Regarding co-financing, Paraguay is required to invest $437,298 in 2019–2021 over and above what it spent on TB in 2016–2018. The government has committed to invest more than $1.6 million, which is several times the required amount.
In line with the Global Fund’s Sustainability, Transition and Co-Financing (STC) Policy, as an upper-middle-income country Paraguay’s additional domestic investment should focus on disease components and RSSH activities to address roadblocks to transition, with a minimum of 50% invested in specific disease components targeting key populations. Although discussions with the government are along these lines, the Secretariat nevertheless wants the government to submit a revised joint letter of commitment to formalize this approach.
The GAC said that the TB program in Paraguay is underfunded by about $11 million to $13 million a year for the period 2019–2023.
The GAC said that it appreciated the fact that Paraguay will have a national TB body for better integration of services and greater inter-program and cross-sectoral coordination of the response. The GAC noted, however, that in the absence of a TB law, there are challenges with respect to what this body can undertake.
The fund portfolio manager for Paraguay, Filippo Iarrera, explained to Aidspan that the National TB Council (Consejo national de TB, or CONATB) has only recently been formed by the Ministry of Health (MOH) and may start its work very soon. One of its immediate priorities, Iarrera said, is to discuss the progress made in terms of drafting the TB law; improve the draft law; and then support the process for congressional approval, hopefully in 2019.
The need for a TB law was one of the findings of the TRA, Iarrera said. The TRA said that the law would provide an overall political umbrella for:
- Bringing about a more integrated and inter-programmatic approach, with the active involvement of ministries other than the MOH (most notably, the Ministry of Justice);
- Potentially improve the positioning of TB within the national health agenda with potential positive consequences for national funding and
- Protecting the human rights of people affected by TB.
Iarrera said that while the law itself cannot resolve all problems, “we believe it could certainly help provide a policy framework that could strengthen the enabling environment essential to strengthen the national TB response.”
The GAC noted the progress in transition planning and transition preparedness during development of the TB funding request and during grant-making.

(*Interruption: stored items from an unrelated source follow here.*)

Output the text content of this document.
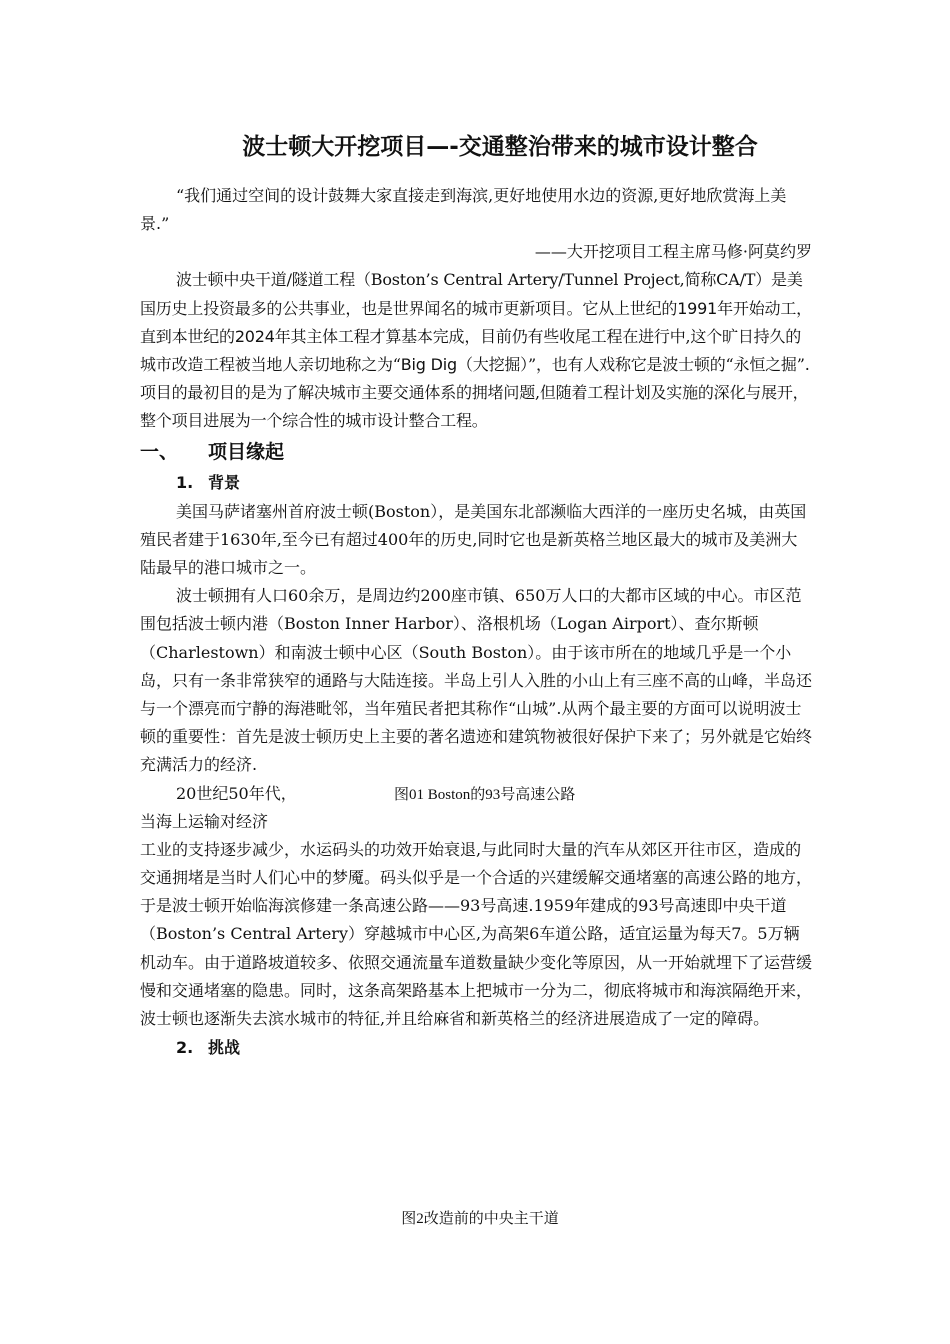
波士顿大开挖项目—-交通整治带来的城市设计整合

“我们通过空间的设计鼓舞大家直接走到海滨,更好地使用水边的资源,更好地欣赏海上美景.”

——大开挖项目工程主席马修·阿莫约罗

波士顿中央干道/隧道工程（Boston’s Central Artery/Tunnel Project,简称CA/T）是美国历史上投资最多的公共事业，也是世界闻名的城市更新项目。它从上世纪的1991年开始动工，直到本世纪的2024年其主体工程才算基本完成，目前仍有些收尾工程在进行中,这个旷日持久的城市改造工程被当地人亲切地称之为“Big Dig（大挖掘）”，也有人戏称它是波士顿的“永恒之掘”.项目的最初目的是为了解决城市主要交通体系的拥堵问题,但随着工程计划及实施的深化与展开，整个项目进展为一个综合性的城市设计整合工程。

一、 项目缘起
1. 背景

美国马萨诸塞州首府波士顿(Boston），是美国东北部濒临大西洋的一座历史名城，由英国殖民者建于1630年,至今已有超过400年的历史,同时它也是新英格兰地区最大的城市及美洲大陆最早的港口城市之一。

波士顿拥有人口60余万，是周边约200座市镇、650万人口的大都市区域的中心。市区范围包括波士顿内港（Boston Inner Harbor）、洛根机场（Logan Airport）、查尔斯顿（Charlestown）和南波士顿中心区（South Boston）。由于该市所在的地域几乎是一个小岛，只有一条非常狭窄的通路与大陆连接。半岛上引人入胜的小山上有三座不高的山峰，半岛还与一个漂亮而宁静的海港毗邻，当年殖民者把其称作“山城”.从两个最主要的方面可以说明波士顿的重要性：首先是波士顿历史上主要的著名遗迹和建筑物被很好保护下来了；另外就是它始终充满活力的经济.

20世纪50年代，	图01 Boston的93号高速公路

当海上运输对经济

工业的支持逐步减少，水运码头的功效开始衰退,与此同时大量的汽车从郊区开往市区，造成的交通拥堵是当时人们心中的梦魇。码头似乎是一个合适的兴建缓解交通堵塞的高速公路的地方，于是波士顿开始临海滨修建一条高速公路——93号高速.1959年建成的93号高速即中央干道（Boston’s Central Artery）穿越城市中心区,为高架6车道公路，适宜运量为每天7。5万辆机动车。由于道路坡道较多、依照交通流量车道数量缺少变化等原因，从一开始就埋下了运营缓慢和交通堵塞的隐患。同时，这条高架路基本上把城市一分为二，彻底将城市和海滨隔绝开来，波士顿也逐渐失去滨水城市的特征,并且给麻省和新英格兰的经济进展造成了一定的障碍。

2. 挑战
图2改造前的中央主干道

Despite this progress, the GAC said, Paraguay should continue advocacy efforts during grant implementation; and there should be “continued engagement with the highest levels of the government beyond the Minister of Health.”
Iarrera said that Paraguay has made important counterpart financing commitments to the TB response under this transition grant. He added that the TRA and the transition workplan contain some important areas of work that are reflected in Paraguay’s grant over the next three years. Many of these endeavours will require the support and participation of agencies of the government beyond the MOH.

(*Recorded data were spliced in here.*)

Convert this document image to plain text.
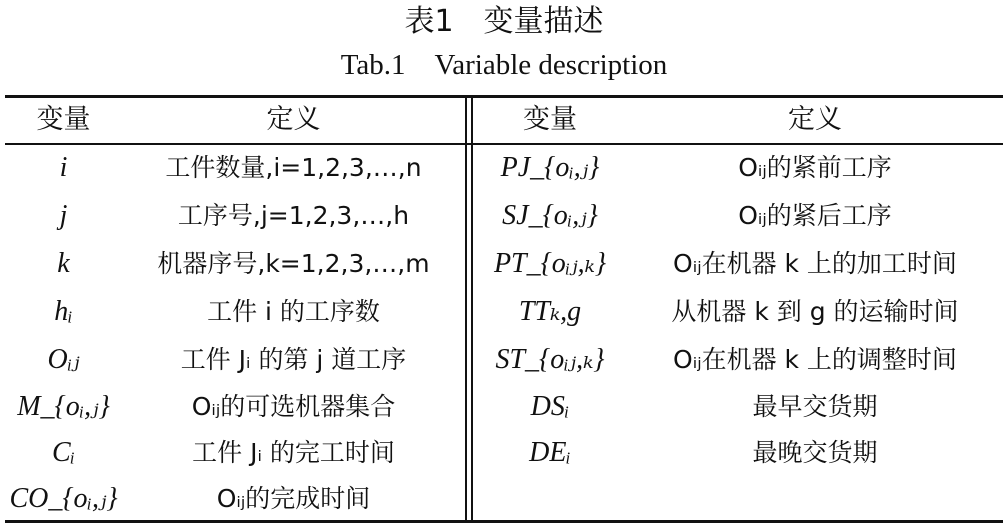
表1　变量描述
Tab.1　Variable description
变量	定义	变量	定义
i	工件数量,i=1,2,3,…,n	PJ_{oᵢ,ⱼ}	Oᵢⱼ的紧前工序
j	工序号,j=1,2,3,…,h	SJ_{oᵢ,ⱼ}	Oᵢⱼ的紧后工序
k	机器序号,k=1,2,3,…,m	PT_{oᵢⱼ,ₖ}	Oᵢⱼ在机器 k 上的加工时间
hᵢ	工件 i 的工序数	TTₖ,g	从机器 k 到 g 的运输时间
Oᵢⱼ	工件 Jᵢ 的第 j 道工序	ST_{oᵢⱼ,ₖ}	Oᵢⱼ在机器 k 上的调整时间
M_{oᵢ,ⱼ}	Oᵢⱼ的可选机器集合	DSᵢ	最早交货期
Cᵢ	工件 Jᵢ 的完工时间	DEᵢ	最晚交货期
CO_{oᵢ,ⱼ}	Oᵢⱼ的完成时间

The TB Caucus of the Americas is also supporting this work. In addition, Iarrera said, “it is essential for stakeholders close to the TB program to continue their own efforts with other ministries, to advocate for a fully-funded domestic TB response.”

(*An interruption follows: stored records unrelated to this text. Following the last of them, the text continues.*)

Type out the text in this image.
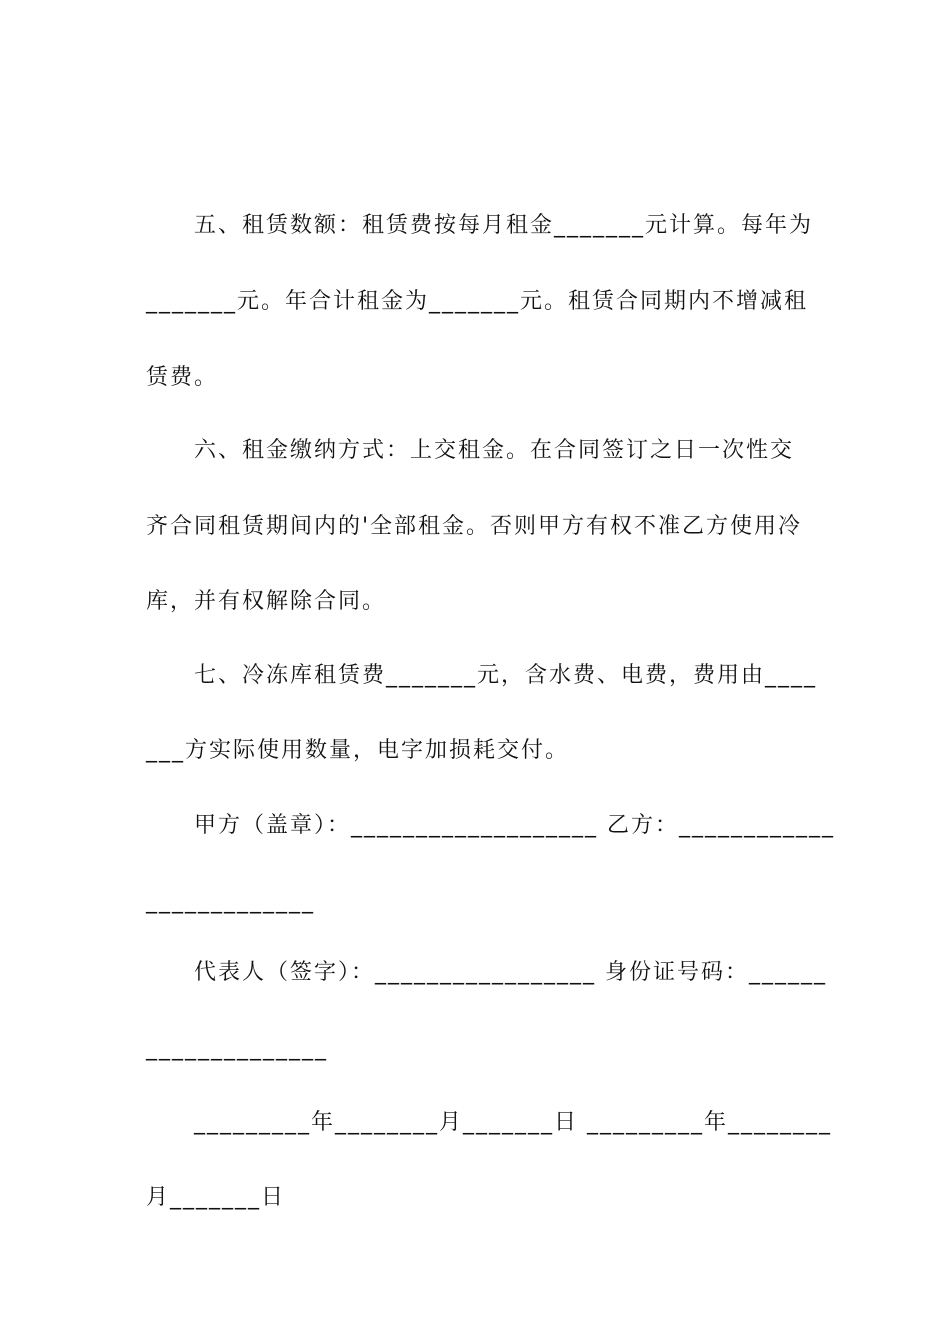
五、租赁数额：租赁费按每月租金_______元计算。每年为
_______元。年合计租金为_______元。租赁合同期内不增减租
赁费。
六、租金缴纳方式：上交租金。在合同签订之日一次性交
齐合同租赁期间内的'全部租金。否则甲方有权不准乙方使用冷
库，并有权解除合同。
七、冷冻库租赁费_______元，含水费、电费，费用由____
___方实际使用数量，电字加损耗交付。
甲方（盖章）：___________________ 乙方：____________
_____________
代表人（签字）：_________________ 身份证号码：______
______________
_________年________月_______日 _________年________
月_______日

In GFO 325, Aidspan reported on the 12th and 13th batches of grant approvals. That same article listed the grants approved in the 10th and 11th batches. Aidspan reported on the ninth batch of grant approvals here. That article contains links to the GFO articles on the first eight batches.
Most of the information for this article was taken from Board Document GF-B39-ER16 (“Electronic Report to the Board: Report of the Secretariat’s Grant Approvals Committee”), undated. This document is not available on the Global Fund website.